若尾文子映画祭4本目、「夜の素顔」。この泥棒猫ッ!って吹き出しつけたくなるこの写真、まさにそんな場面なのです。
あらすじを引用。
「美貌と才覚でのし上がってきた野心あふれる日舞の家元・朱美(京マチ子)。日舞踊研究所を拡大させようと奔走するが、夫と内弟子の比佐子(若尾文子)の関係に不穏なものを感じるようになる。女同士の濃密で緊張感あふれる関係を描いた人間ドラマ。京マチ子と若尾が色とりどりの衣装で艶やかに踊る舞台シーンも見どころ。」監督は吉村公三郎、脚本はまたもや新藤兼人、働き者!1958年大映映画。オープニングで流れる唄?小唄?都々逸?は「夜の素顔」というオリジナルで、監督が作詞している。
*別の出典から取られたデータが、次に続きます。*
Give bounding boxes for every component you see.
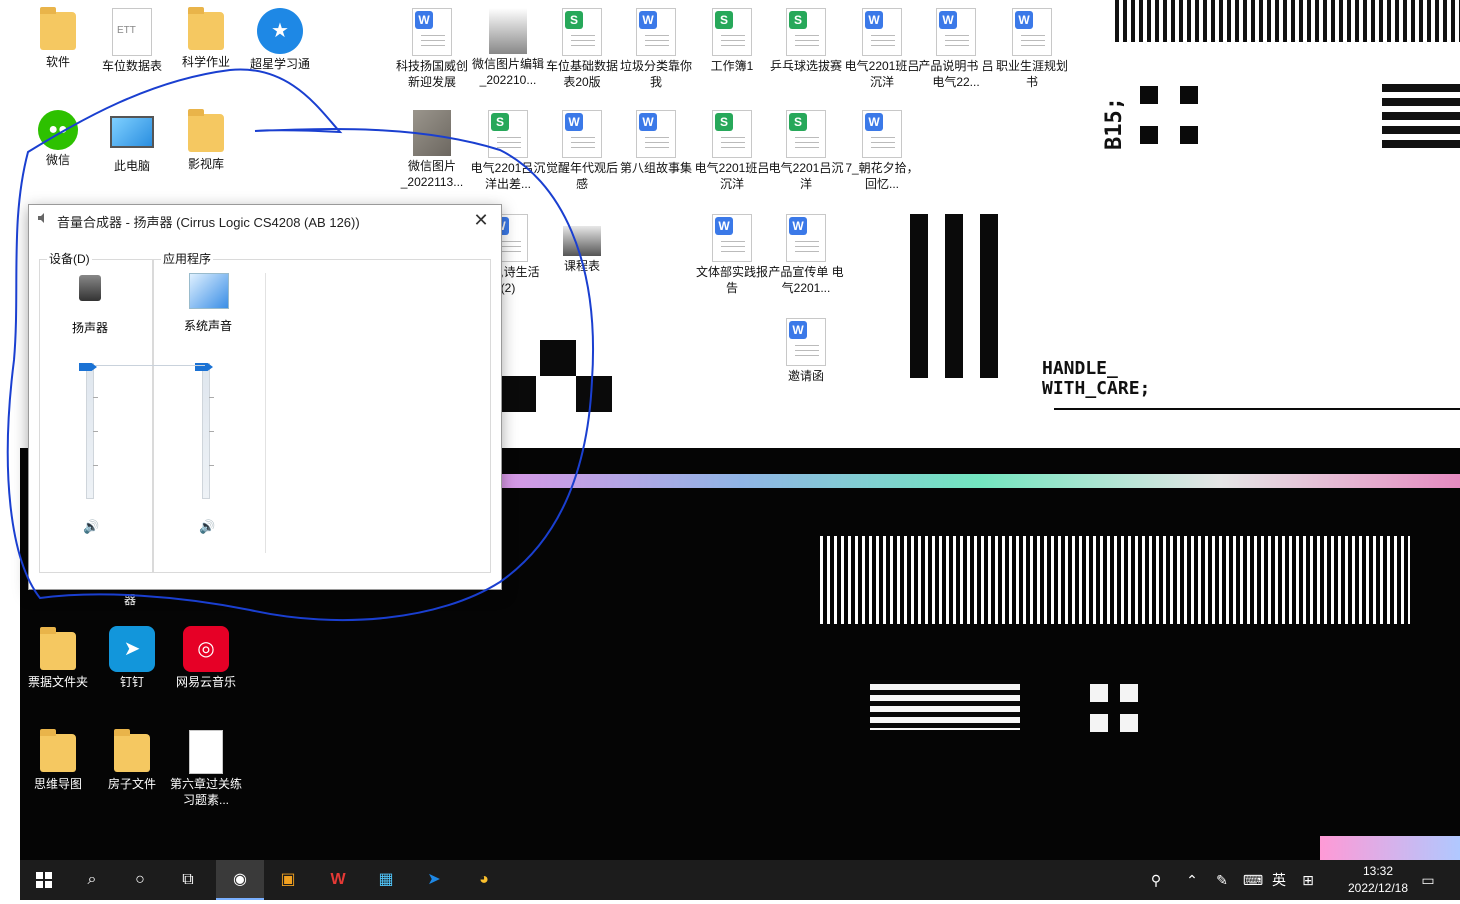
start-button[interactable]	[20, 860, 68, 900]
show-hidden-icons-chevron-icon[interactable]: ⌃	[1180, 860, 1204, 900]
taskbar-wps[interactable]: W	[314, 860, 362, 900]
keyboard-icon[interactable]: ⌨	[1240, 860, 1266, 900]
ime-grid-icon[interactable]: ⊞	[1296, 860, 1320, 900]
taskbar-media-player[interactable]: ▣	[264, 860, 312, 900]
people-icon[interactable]: ⚲	[1144, 860, 1168, 900]
clock[interactable]: 13:32 2022/12/18	[1338, 863, 1418, 897]
annotation-ink	[6, 68, 594, 622]
taskbar-volume-mixer[interactable]: ◉	[216, 860, 264, 900]
cortana-circle-icon: ○	[135, 871, 145, 888]
search-button[interactable]: ⌕	[68, 860, 116, 900]
store-icon: ▦	[378, 871, 394, 888]
clock-date: 2022/12/18	[1347, 881, 1409, 895]
cortana-button[interactable]: ○	[116, 860, 164, 900]
speaker-app-icon: ◉	[233, 871, 247, 888]
media-player-icon: ▣	[280, 871, 296, 888]
taskbar-chrome[interactable]: ◕	[460, 860, 508, 900]
clock-time: 13:32	[1362, 864, 1394, 878]
pen-icon[interactable]: ✎	[1210, 860, 1234, 900]
wps-icon: W	[330, 871, 346, 888]
taskbar: ⌕ ○ ⧉ ◉ ▣ W ▦ ➤ ◕ ⚲ ⌃ ✎ ⌨ 英 ⊞ 13:32 2022…	[20, 860, 1460, 900]
search-icon: ⌕	[87, 871, 97, 888]
windows-icon	[36, 872, 52, 888]
taskbar-dingtalk[interactable]: ➤	[410, 860, 458, 900]
task-view-icon: ⧉	[182, 871, 194, 888]
taskbar-store[interactable]: ▦	[362, 860, 410, 900]
dingtalk-icon: ➤	[427, 871, 441, 888]
task-view-button[interactable]: ⧉	[164, 860, 212, 900]
ime-indicator[interactable]: 英	[1268, 860, 1290, 900]
notification-icon[interactable]: ▭	[1416, 860, 1440, 900]
chrome-icon: ◕	[479, 871, 489, 888]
あの歌詞はこの映画をさりげなく要約していたように今となっては思うので、機会があればまた、しっかり聴いてみたい。
パンフレットからカタカタとあらすじをタイプしながら……ん?「色とりどりのの衣装で艶やかに踊る舞台シーン」、まるで覚えてない…!確かにそこも見どころだったのかもしれないけど、この映画は他に語らねばならぬところが多すぎる…!
可愛い顔して強かな若尾文子もさすがのしっかりした演技で素晴らしいのだけど、これは主演・京マチ子の映画。京マチ子の役柄は大阪生まれ、親が子育て放棄したがゆえに釜ヶ崎(ドヤ街)で体を売って生計を立て、日舞の世界においても違う流派の家元やパトロンを女の武器を駆使して丸めこみのし上がり…という、いろんな意味でエネルギー過剰な女。成功した京マチ子の家に、身元を明かさず押しかけ遠回しに金をせびる女の正体は大阪で別れたはずの母親で、演じるのは浪花千栄子!!!(興奮)!! 京マチ子と浪花千栄子が親子って…そんな家、どれだけお金積まれても絶対住みたくない…。2人の対決シーン、京マチ子が風呂上がり、体もろくに拭かない水の滴る、バスタオルだけかろうじて巻いた女状態で、そんな髪も体も水びたしの京マチ子と浪花千栄子が互いの出自を暴露しながら罵り合い、浪花千栄子の形勢は徐々に不利になり、要求金額も2000円…いや1000円…500円でええわ…帰りの電車賃だけ…どんどん少額になっていくあの場面。京マチ子って「浮草」といい、対決!という場面で片方になってることが多いけど、この映画の対決場面、もう片方にも相手に不足がなさすぎて、座って観てるだけで酸欠寸前に…。
浪花千栄子以外にも、京マチ子に地位を奪われる日舞のお師匠さん、ドサ回り先の地方の旅館で出会う祇園の芸妓が流しの都々逸唄い(という呼称でいいのだろうか)に身をやつした老女、どの女も京マチ子の行く末を暗示するような暗さとしぶとさがあった。女の人生は華やかな季節を過ぎてからも長い。
京マチ子が再起のため企画する、前衛音楽のオーケストラ生演奏つきでバレエ、日本舞踊など洋の東西を問わない新奇かつ珍妙な踊りを披露する公演「日本の夜明け」の準備と本番に向け物語は勢いよく流れ、1回のみ公演、生放送でテレビ放映もされる注目ぶりのその公演の舞台となるのが、新宿コマ劇場!え?この時代もうコマ劇あったの?と調べてみればコマ劇は56年開館、映画は58年公開だから、出来立てピカピカのコマ劇でロケしたらしい。「日本の夜明け」で京マチ子はクレオパトラと天照大神を足して2で割らないような衣装・髪型・メイクで、若尾文子は日本武尊ふうの衣装・髪型・メイク。あれ…この髪型…最近何かで観た…と思ったら「みすず学苑」のCMだった。「夜の素顔」は「みすず学苑」コスプレの若尾文子を目撃できる貴重な映画だったこと、ここにメモしておきたい。メモしておかなくても、きっと忘れられないけど。